= Politics of Communist Czechoslovakia =

Although political control of Communist Czechoslovakia was largely monopolized by the authoritarian Communist Party of Czechoslovakia (KSČ), the party technically shared political power with other parties of the National Front. The leader (General Secretary or First Secretary) of the KSČ was de facto the most powerful person in the country during this period. Czechoslovakia's foreign policy was openly influenced by the foreign policy of the Soviet Union.

==National Front==
Other parties and organizations existed formally but functioned in subordinate roles to KSČ, because the KSČ was grouped together with the KSS, four other political parties, and all of Czechoslovakia's mass organizations under the political umbrella of the National Front of the Czechoslovak Socialist Republic.

==Influence of the Soviet Union==
Czechoslovakia continued to demonstrate subservience to the policies of the Communist Party of the Soviet Union (CPSU) in domestic and especially in foreign affairs.

Czechoslovakia's political alignment with the Soviet Union began during World War II. In 1945, it was the Soviet Red Army that liberated Prague from the Nazis. The continued presence of the Red Army in Czechoslovakia until 1946 facilitated the communists' efforts to reorganize local government, the militia, and the Czechoslovak army and to place communists in key positions. Following the February 1948 coup d'état in which the communists seized power, Soviet influence over Czechoslovakia grew markedly. It was abetted through formal alliances, such as the Council for Mutual Economic Assistance (Comecon) and the Warsaw Pact, and through direct intervention, in the 1968 invasion. In the immediate post-World War II period, many Czechoslovak citizens supported the alliance with the Soviet Union. They did not anticipate, however, the rigidities of the Stalinist rule that followed.
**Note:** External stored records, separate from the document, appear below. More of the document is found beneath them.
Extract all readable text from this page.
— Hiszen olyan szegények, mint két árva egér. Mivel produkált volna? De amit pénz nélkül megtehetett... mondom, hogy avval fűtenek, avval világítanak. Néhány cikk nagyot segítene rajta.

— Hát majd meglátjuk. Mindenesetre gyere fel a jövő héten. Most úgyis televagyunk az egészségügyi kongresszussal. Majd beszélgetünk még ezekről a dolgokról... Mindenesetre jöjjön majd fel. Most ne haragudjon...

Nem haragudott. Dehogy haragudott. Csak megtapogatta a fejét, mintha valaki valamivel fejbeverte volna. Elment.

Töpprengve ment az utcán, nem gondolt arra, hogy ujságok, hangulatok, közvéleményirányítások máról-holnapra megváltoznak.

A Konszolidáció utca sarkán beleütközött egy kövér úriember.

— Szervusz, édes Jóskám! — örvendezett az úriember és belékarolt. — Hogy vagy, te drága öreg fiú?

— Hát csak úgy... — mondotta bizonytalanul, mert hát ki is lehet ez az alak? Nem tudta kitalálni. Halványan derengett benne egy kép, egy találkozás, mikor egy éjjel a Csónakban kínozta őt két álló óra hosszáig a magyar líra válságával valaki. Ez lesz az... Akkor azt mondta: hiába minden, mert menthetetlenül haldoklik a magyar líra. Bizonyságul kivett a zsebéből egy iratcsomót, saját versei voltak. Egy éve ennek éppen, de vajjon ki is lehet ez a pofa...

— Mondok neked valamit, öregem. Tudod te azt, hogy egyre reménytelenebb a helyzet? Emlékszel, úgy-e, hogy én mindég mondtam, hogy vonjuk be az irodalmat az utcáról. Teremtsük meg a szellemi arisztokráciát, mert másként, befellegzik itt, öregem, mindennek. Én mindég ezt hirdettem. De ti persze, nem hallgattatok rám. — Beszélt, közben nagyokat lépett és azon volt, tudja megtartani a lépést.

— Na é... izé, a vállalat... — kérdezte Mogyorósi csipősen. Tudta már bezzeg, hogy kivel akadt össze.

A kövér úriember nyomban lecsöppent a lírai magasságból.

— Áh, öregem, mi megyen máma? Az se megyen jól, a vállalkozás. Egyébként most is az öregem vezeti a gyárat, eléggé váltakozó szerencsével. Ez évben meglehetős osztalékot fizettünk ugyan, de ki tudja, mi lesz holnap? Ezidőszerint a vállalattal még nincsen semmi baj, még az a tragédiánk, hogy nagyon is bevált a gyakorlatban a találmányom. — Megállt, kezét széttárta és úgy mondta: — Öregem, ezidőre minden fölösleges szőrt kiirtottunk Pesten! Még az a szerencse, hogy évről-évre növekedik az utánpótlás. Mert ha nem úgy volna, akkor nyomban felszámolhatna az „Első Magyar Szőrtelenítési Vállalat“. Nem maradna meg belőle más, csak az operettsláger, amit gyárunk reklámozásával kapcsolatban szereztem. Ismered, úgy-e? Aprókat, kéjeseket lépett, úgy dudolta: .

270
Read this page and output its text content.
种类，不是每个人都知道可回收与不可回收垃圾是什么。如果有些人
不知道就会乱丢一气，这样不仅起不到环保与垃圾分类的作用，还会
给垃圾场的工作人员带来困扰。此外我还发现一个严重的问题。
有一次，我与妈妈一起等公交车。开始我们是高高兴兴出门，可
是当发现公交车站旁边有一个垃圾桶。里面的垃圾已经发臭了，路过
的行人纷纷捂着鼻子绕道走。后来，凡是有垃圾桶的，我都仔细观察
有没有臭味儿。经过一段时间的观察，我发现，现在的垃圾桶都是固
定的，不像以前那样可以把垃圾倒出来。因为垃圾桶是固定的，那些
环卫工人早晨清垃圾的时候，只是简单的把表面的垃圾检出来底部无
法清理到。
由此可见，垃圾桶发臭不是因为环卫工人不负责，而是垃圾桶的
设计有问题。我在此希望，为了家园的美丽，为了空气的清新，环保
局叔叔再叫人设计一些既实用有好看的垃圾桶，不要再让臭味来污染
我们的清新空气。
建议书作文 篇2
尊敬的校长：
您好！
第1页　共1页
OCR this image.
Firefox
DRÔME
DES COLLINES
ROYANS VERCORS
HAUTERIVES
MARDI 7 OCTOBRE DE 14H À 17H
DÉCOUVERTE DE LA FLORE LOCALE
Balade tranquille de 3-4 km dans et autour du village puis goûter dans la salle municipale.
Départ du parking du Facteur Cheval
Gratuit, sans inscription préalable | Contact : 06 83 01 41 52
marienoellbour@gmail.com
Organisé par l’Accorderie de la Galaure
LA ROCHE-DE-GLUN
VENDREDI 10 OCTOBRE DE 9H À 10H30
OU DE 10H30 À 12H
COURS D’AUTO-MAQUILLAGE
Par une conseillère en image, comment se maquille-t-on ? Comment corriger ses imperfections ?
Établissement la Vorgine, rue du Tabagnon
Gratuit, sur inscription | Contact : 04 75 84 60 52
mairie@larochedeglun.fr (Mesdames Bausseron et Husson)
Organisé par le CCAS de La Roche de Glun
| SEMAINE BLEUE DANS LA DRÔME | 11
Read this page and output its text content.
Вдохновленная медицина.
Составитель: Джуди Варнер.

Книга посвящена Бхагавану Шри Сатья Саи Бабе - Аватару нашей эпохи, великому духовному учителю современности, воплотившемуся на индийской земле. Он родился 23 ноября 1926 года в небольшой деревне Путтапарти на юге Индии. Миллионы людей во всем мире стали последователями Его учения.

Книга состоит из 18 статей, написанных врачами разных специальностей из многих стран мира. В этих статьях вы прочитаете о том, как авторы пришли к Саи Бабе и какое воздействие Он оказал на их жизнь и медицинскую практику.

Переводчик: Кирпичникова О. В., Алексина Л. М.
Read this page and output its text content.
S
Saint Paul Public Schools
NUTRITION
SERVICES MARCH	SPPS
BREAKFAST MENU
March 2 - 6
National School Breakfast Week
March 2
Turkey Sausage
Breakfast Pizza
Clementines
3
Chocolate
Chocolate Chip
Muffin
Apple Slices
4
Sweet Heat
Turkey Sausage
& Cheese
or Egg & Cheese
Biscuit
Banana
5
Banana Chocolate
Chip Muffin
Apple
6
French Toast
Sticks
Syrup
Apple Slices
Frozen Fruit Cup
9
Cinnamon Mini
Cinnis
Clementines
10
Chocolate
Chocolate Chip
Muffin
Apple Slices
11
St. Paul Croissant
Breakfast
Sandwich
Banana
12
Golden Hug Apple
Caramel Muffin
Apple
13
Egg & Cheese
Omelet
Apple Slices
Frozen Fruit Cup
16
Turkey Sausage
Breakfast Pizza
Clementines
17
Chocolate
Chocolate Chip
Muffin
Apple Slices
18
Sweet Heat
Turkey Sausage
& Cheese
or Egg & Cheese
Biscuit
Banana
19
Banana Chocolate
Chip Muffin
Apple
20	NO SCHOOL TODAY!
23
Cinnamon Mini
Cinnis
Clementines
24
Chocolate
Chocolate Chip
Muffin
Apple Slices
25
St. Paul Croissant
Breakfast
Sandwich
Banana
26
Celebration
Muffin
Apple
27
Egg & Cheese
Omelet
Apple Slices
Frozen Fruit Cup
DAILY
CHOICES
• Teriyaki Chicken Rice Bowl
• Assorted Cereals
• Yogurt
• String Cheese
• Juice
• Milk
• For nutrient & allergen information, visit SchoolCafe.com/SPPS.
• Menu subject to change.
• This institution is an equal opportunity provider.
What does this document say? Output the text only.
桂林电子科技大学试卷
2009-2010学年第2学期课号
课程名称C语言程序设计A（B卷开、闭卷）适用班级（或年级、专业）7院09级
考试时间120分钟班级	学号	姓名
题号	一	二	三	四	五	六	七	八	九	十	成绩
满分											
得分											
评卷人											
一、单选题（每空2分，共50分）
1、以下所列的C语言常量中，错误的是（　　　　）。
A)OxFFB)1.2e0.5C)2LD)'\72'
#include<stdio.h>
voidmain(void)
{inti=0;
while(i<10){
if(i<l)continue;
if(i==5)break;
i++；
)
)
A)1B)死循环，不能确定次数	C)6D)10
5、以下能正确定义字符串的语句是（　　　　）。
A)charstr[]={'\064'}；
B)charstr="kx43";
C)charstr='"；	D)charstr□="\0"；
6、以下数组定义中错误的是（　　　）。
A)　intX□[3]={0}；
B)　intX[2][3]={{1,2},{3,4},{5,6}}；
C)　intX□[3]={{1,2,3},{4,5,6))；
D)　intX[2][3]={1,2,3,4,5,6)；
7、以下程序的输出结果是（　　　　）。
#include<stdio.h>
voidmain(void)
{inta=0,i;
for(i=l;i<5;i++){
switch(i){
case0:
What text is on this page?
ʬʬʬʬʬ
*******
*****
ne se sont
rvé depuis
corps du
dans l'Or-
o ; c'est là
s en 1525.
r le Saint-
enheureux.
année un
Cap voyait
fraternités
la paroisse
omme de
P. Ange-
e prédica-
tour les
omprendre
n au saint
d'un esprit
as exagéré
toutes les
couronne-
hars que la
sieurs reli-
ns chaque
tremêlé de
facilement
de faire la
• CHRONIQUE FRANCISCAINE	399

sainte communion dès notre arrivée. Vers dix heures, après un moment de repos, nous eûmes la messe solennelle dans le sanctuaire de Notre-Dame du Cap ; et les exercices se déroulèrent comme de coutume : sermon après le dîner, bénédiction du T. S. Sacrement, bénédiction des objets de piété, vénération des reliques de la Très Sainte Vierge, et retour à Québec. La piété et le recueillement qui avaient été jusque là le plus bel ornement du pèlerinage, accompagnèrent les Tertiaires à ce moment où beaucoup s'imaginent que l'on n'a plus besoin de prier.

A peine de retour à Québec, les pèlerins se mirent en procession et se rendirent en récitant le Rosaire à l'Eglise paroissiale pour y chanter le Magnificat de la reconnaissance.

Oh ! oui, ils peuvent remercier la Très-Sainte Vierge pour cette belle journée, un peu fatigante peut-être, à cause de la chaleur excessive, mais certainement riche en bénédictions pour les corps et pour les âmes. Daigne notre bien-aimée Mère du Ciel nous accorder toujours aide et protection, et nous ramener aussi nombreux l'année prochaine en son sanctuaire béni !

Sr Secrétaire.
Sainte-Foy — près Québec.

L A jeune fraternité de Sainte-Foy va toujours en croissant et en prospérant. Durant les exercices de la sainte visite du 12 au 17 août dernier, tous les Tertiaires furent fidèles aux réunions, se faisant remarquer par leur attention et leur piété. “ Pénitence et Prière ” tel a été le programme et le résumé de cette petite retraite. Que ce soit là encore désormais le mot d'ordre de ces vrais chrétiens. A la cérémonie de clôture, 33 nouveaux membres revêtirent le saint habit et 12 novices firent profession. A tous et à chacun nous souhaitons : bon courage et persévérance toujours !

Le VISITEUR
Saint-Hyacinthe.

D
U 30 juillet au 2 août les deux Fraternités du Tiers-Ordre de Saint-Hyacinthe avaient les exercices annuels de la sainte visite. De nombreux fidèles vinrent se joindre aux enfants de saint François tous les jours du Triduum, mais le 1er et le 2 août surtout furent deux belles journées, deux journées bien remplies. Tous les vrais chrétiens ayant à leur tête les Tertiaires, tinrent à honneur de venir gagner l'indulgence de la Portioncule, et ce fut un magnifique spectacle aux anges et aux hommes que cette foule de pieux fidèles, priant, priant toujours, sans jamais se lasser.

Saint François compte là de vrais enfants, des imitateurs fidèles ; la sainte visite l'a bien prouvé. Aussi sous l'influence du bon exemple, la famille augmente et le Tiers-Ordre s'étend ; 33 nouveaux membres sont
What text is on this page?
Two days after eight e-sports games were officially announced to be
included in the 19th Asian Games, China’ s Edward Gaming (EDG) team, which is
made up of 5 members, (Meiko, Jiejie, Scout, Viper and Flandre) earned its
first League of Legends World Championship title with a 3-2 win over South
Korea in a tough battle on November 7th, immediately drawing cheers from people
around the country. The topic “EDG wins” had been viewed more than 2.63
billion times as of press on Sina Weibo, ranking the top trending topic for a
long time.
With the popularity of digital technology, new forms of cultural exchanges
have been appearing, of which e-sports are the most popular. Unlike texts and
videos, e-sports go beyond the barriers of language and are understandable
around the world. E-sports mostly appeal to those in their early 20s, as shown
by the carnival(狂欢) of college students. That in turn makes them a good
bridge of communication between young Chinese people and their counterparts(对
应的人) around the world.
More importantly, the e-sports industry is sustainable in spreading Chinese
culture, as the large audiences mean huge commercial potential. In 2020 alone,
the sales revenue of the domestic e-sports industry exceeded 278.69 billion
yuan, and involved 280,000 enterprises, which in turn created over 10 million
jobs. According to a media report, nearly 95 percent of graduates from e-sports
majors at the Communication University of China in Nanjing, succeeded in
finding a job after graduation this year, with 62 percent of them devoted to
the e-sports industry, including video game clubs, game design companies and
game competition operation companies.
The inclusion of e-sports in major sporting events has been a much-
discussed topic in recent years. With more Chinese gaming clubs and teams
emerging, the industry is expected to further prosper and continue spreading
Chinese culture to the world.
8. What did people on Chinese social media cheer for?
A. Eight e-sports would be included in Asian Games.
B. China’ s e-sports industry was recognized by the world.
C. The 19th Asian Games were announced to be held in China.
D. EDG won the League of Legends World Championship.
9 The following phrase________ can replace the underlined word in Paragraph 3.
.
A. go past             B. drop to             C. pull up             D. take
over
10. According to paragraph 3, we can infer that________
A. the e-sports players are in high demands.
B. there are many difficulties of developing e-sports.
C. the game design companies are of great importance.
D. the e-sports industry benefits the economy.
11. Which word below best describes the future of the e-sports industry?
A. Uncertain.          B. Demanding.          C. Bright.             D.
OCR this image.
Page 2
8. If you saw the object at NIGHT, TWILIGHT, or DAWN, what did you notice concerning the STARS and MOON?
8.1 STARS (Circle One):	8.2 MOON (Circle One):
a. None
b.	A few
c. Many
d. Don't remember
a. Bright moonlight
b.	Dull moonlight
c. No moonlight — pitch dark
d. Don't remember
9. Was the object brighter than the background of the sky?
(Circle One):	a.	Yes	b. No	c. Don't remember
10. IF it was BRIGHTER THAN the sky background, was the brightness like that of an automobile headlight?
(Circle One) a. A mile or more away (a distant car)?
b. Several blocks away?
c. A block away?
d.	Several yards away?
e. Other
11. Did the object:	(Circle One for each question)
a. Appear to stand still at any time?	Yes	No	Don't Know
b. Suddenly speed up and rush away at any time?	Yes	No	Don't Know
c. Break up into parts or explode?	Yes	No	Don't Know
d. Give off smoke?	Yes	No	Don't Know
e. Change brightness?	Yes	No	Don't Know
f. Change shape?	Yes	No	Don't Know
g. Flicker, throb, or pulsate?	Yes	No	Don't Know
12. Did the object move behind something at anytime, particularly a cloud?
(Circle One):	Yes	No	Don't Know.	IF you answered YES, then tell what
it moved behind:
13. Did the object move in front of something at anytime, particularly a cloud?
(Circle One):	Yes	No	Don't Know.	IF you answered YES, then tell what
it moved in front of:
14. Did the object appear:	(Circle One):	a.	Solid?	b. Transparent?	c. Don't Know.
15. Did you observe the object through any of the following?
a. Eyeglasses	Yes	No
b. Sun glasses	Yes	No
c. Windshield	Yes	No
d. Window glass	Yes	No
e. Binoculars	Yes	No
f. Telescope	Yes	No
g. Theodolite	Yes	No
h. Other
The extent of the repression during the early years of the rule by the Communist Party of Czechoslovakia (Komunistická strana Československa — the KSČ) was unprecedented. In the early 1950s, some 900,000 persons were purged from the ranks of the KSČ; just about 100,000 were jailed for such political crimes as "bourgeois nationalism." Antonín Novotný became First Secretary of the KSČ in 1953, the year of Stalin's death, and continued to rule in Stalin's rigidly authoritarian style for fifteen years. In practice (though not in rhetoric), Novotný ignored Nikita Khrushchev's 1956 denunciation of Stalin and made no attempt to imitate the Soviet Union's decentralization of communist party rule. A considerable portion of the party hierarchy did take note of the Soviet decentralization, however. In 1968, they removed Novotný from power and initiated the Prague Spring.

The Warsaw Pact invasion of Czechoslovakia in 1968 was a pivotal event in Czechoslovakia's political development. The August intervention by forces from the Soviet Union, the German Democratic Republic (East Germany), Poland, Bulgaria, and Hungary marked the beginning of the end of the Prague Spring and the reformist policies introduced by the Alexander Dubček regime. It also set the stage for the reemergence in Czechoslovakia of a pro-Soviet regime and a politically orthodox environment under the leadership of Gustáv Husák and Miloš Jakeš, which lasted until 1989, even during perestroika in the Soviet Union.

==Ethnic considerations==
This was another essential ingredient in Czechoslovak political culture. The Slovaks, having their own state during World War II, were never as satisfied as the Czechs with the nation created in 1918 because they felt dominated by the numerically superior Czech nationals. The communist takeover in 1948 did not lead to equitable treatment of Czechs and Slovaks.

The Stalinist purges of the early 1950s were particularly harsh on Slovaks; indeed, the definition of "bourgeois nationalism" coincided quite precisely with the aspirations of Slovak nationalism. Among the Slovak leaders arrested and jailed in the early 1950s was Gustáv Husák. Husák later was rehabilitated and eventually named General Secretary (the title changed from First Secretary in 1971) of the KSČ and President of the republic.

Slovak aspirations for greater autonomy played an important role in the political environment during the 1960s. The reform movement associated with the Prague Spring advocated greater independence for Slovakia. The 1968 constitutional amendments redefined Czechoslovakia as a federation of two equal states and nations, the Czech nation and the Slovak nation, and increased the responsibilities of the constituent republics. However, this decentralization of power did not survive the 1968 invasion and subsequent normalization policies. On paper, the federation remained and the Slovak Socialist Republic retained its separate communist party organization (see: Communist Party of Slovakia) and republic-level government organs. In practice, whatever power the 1968 amendments gave to the Slovaks was diminished when the Husák regime reestablished centralized party and government control in the 1970s (although Husák was a Slovak himself). But in sum, the federalization of Czechoslovakia remained an important step in Czechoslovak politics.